Et c’est là que l’on atteindra l’apothéose de cette affaire. La droite, blessée dans son orgueil et dans ses ambitions commence à perdre les pédales. Elle décide de frapper fort, très fort même. Mais contre leur propre camp ! C’est le grand maestro des Républicains du département, François Goulard lui-même, qui ouvrira à nouveau les hostilités en supprimant dès le lendemain les délégations de Nadine Frémont, Yves Bleunven et Gérard Gicquel au sein du conseil départemental. En cause, le fait que ces élus aient décidé de rejoindre la liste Le Bodo et de voter contre leurs collègues se présentant sur celle de Lappartient. « Je considère dès lors que ces trois personnes ne peuvent plus se réclamer de la majorité départementale » déclarera-t-il. En somme, François Goulard semble bien confondre sa présidence chez le Républicains et sa présidence au département comme le confirmera Yves Bleunven : « Nous ne sommes pas les pions de Goulard ». Ce dernier parle également de très fortes pressions qu’il subit depuis plusieurs semaines avec ses collègues.
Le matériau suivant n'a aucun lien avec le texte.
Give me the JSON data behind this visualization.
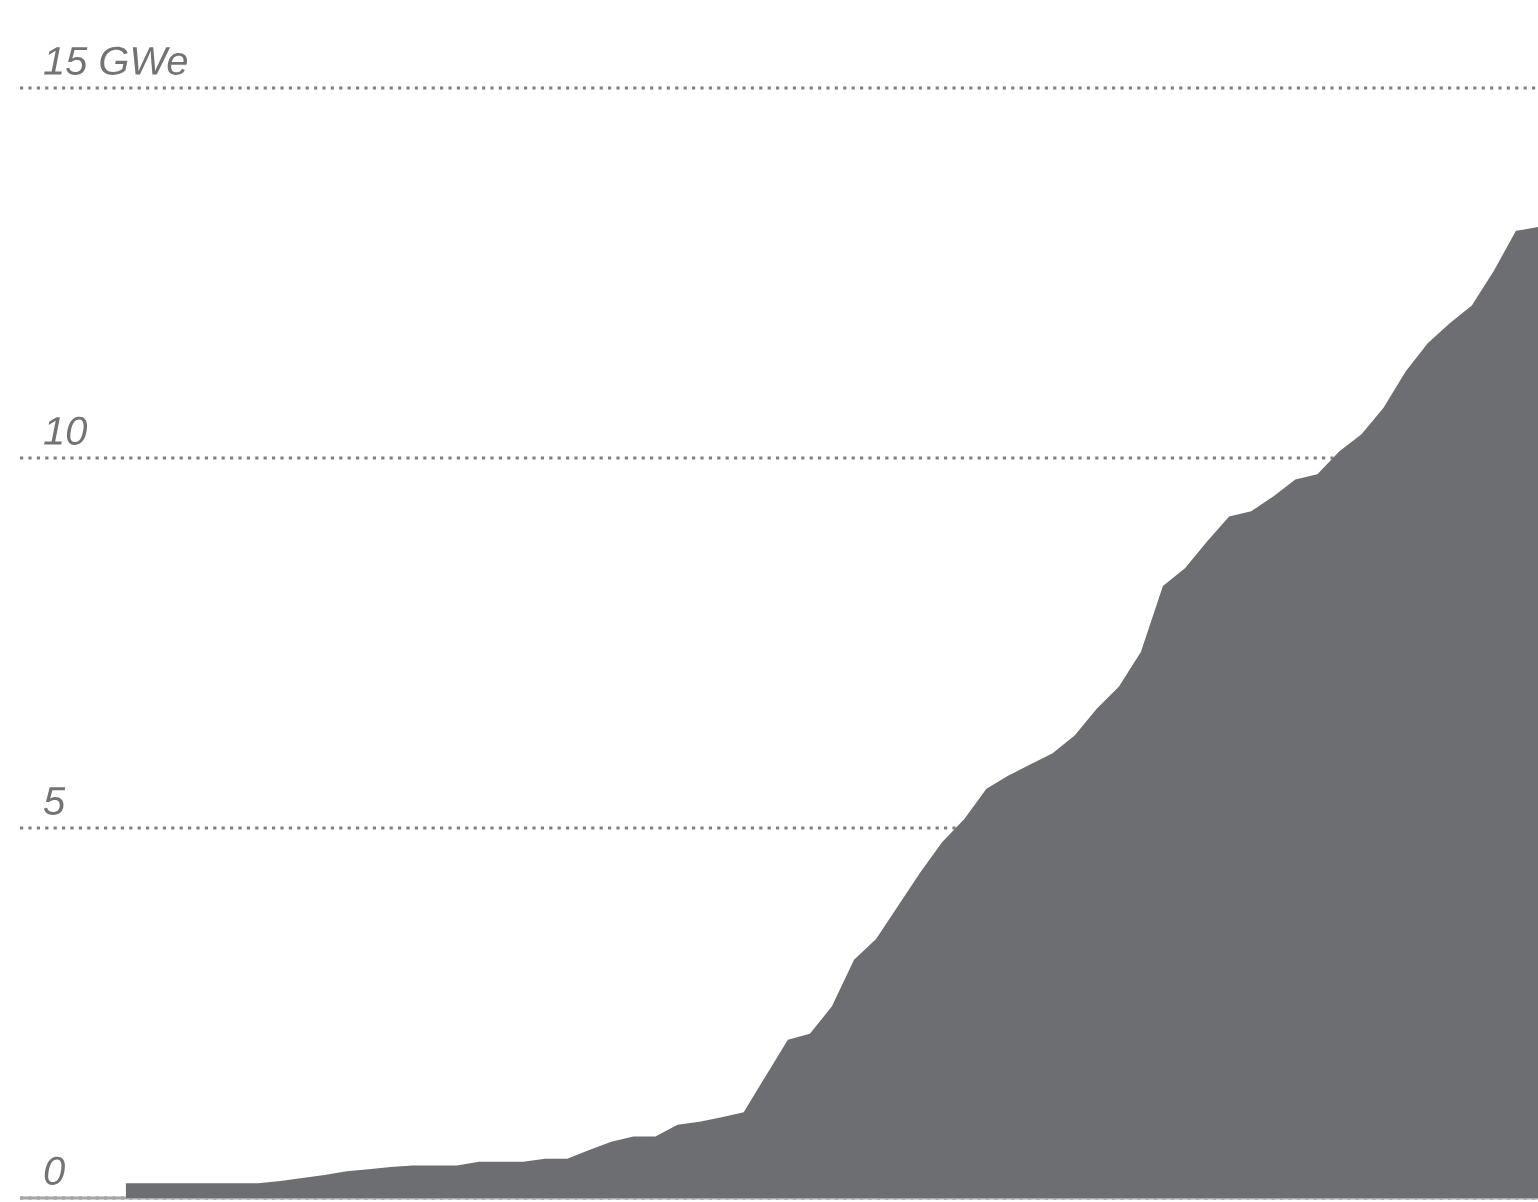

Faisant suite à son mentor, c’est au tour du maire de Vannes de retirer leurs délégations à Pierre Le Bodo, Odile Monnet, François Bellego et Jean-Christophe Auger. Il précisera que c’est « une trahison de voter contre ses collègues ».

Entre temps, le trio qu’il forment avec David Lappartient ne cesse de claironner à propos de cette situation ingérable, que le Bodo est pris en otage par la minorité de gauche, qu’il doit démissionner et que cela se traduira par de graves répercussions sur le fonctionnement de la communauté. Surtout si c’est eux qui s’en chargent, voudrions-nous leurs répondre ! Pendant ce temps, Pierre le Bodo affiche tranquillement ses soutiens. Tel MacMahon à la prise de Sébastopol, le message qu’il envoie est clair : « J’y suis, j’y reste » !

Le naufrage final de la droite morbihannaise ?

Ce mercredi 25 janvier, on sent bien les tensions dans l’hémicycle. Après les quelques joutes verbales de rigueur, le vote pour désigner les derniers vice-présidents reprend. Or, au fil des dépouillements, le malaise s’installe à droite. Si à la dernière séance, l’écart entre les votes restait stable aux alentours de 49 contre 42 voix pour la liste Le Bodo, là, il se creuse pour atteindre une différence de 51 contre 35 en faveur de la même liste. Le doute n’était plus de mise : il y avait clairement défection des soutiens de la liste Lappartient. Seule Dominique Vanard est élue pour la liste Lappartient car son adversaire se désista afin que la presqu’île de Ruys puisse avoir une représentation. Mais ce sera en obtenant 44 voix contre… 46 nuls ne venant pas de la liste Le Bodo mais bien de celle dont l’adjointe de Sarzeau est représentante. Une nouvelle traîtrise punie ?

Suite au vote, un élu réfractaire, que l’on ne désignera pas, nous précise à propos de la liste Lappartient : « Nous avons été manipulés. On s’en ait rendu compte » !

Vu de l’extérieur, on ne peut que rester interrogatif devant cette drôle de stratégie de la droite morbihannaise qui consiste à liquider tous ses pions dans une bataille. Cette situation entraîne une particularité dans cette 1ère circonscription du Morbihan : l’alliance entre Les Républicains et l’UDI est désormais fragile, très fragile même. Si bien que l’on se dirige vers une primaire pour connaître le représentant pour les futures élections législatives. Alors que François Goulard semblait le candidat désigné d’office, Odile Monet, pour l’UDI, ancienne adjointe au commerce de Vannes démise de sa fonction pour s’être faite élire sur la liste Le Bodo, décide de s’opposer à l’ancien Ministre de Sarkozy. L’UDI dénonce l’attitude de Goulard qui veut mettre tout le monde au pas et avec qui il est simplement impossible de discuter. Très clairement, François Goulard et ses alliés perdent des soutiens. L’autoritarisme qui s’exerce depuis plusieurs années sur les membres du parti et de l’UDI a fini d’user les patiences. Certains parlent même de candidatures séparées entre Les Républicains et l’UDI.

> Jean-Christophe Cordaillat-Dallara

Jean-Christophe Cordaillat-Dallara est un militant de l’UDB.